Imprivata Privileged Access Management Product Update 2.3.202105232307

May 23, 2021

PAM Update: Added account-centered connect option with hosts whitelisting, closed captioning of session events to video recording, Universal Proxy, and account management for Brocade devices

This update added account-centred connect option for WEB Sessions including whitelisting of destination hosts, the option to include session metadata and events as a closed-captioning stream into MOV or MP4 video recording, Universal Proxy port listener, and account management support for Brocade network devices.

Added account-centred connect option with hosts whitelisting

The update adds the account-centred connect option with hosts whitelisting to allow users to connect to multiple configured hosts from the same records using credentials on record.

To enable hosts whitelisting, create record level Text field Hosts to store comma-, semicolon-, colon- or newline-separated list of hosts or host:port combinations.
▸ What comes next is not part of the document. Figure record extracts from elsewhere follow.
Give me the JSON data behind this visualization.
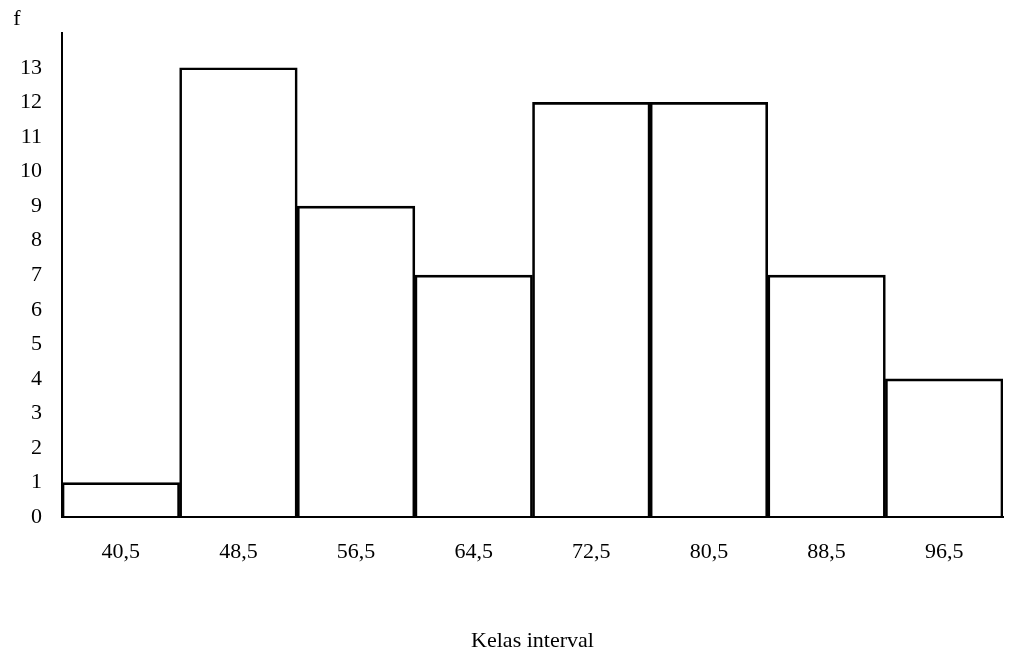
{
  "chart_data": {
    "type": "bar",
    "xlabel": "Kelas interval",
    "ylabel": "f",
    "categories": [
      "40,5",
      "48,5",
      "56,5",
      "64,5",
      "72,5",
      "80,5",
      "88,5",
      "96,5"
    ],
    "values": [
      1,
      13,
      9,
      7,
      12,
      12,
      7,
      4
    ],
    "color": "#000000",
    "ylim": [
      0,
      14
    ],
    "yticks": [
      0,
      1,
      2,
      3,
      4,
      5,
      6,
      7,
      8,
      9,
      10,
      11,
      12,
      13
    ],
    "grid": false,
    "legend": false
  }
}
When the list of allowed hosts is defined for the record, Connect action prompts for the host selection to choose the host to connect with the credentials on record.

The option allows system owners to restrict domain accounts access shared among multiple destination endpoints.

Added closed captioning or session events to video recording

The update adds the option to include session metadata and events as a Closed Caption stream into MOV or MP4 video recording.

The option provides contextual information about specific privileged access to video recordings extracted from the system in the form of Closed Captions that could be disabled or enabled in the video player.

To enable the Closed Captioning option, switch the global parameter Session Recording Metadata to Stream.

Existing deployments might need to update $PAM_HOME/bin/PamSession.cmd or $PAM_HOME/bin/PamSession.sh files extracted from downloaded update package at https://bin.xtontech.com/product/pam-pkg.zip.

Added Universal Proxy port listener

The update adds a Universal Proxy listener to support RDP and SQL Proxy servers bound to the same port instead of two Proxy servers listening on two separate ports.

The universal Proxy detects the type of client connecting to the port based on the initial network communication and redirects the stream to the corresponding RDP or SQL Proxy backend. The option could be used in addition or instead of individual RDP or SQL Proxy.

When Universal Proxy is enabled, RDP or SQL Proxy could be disabled but they will still serve traffic on the universal port.

The option is useful to reduce the number of ports exposed to the outside network as well as to simplify documentation and configuration.

Added account management for Brocade devices

The update adds Check Status and Password Reset scripts for Brocade network devices.

The option improves privileged access management coverage for network infrastructure.

System administrators can add Check Status Remote Brocade and Password Reset Remote Brocade scripts to the regular Unix Host record to enable account management for the Brocade network device or extend a Unix Host record type for the broad application of account management policies for multiple devices.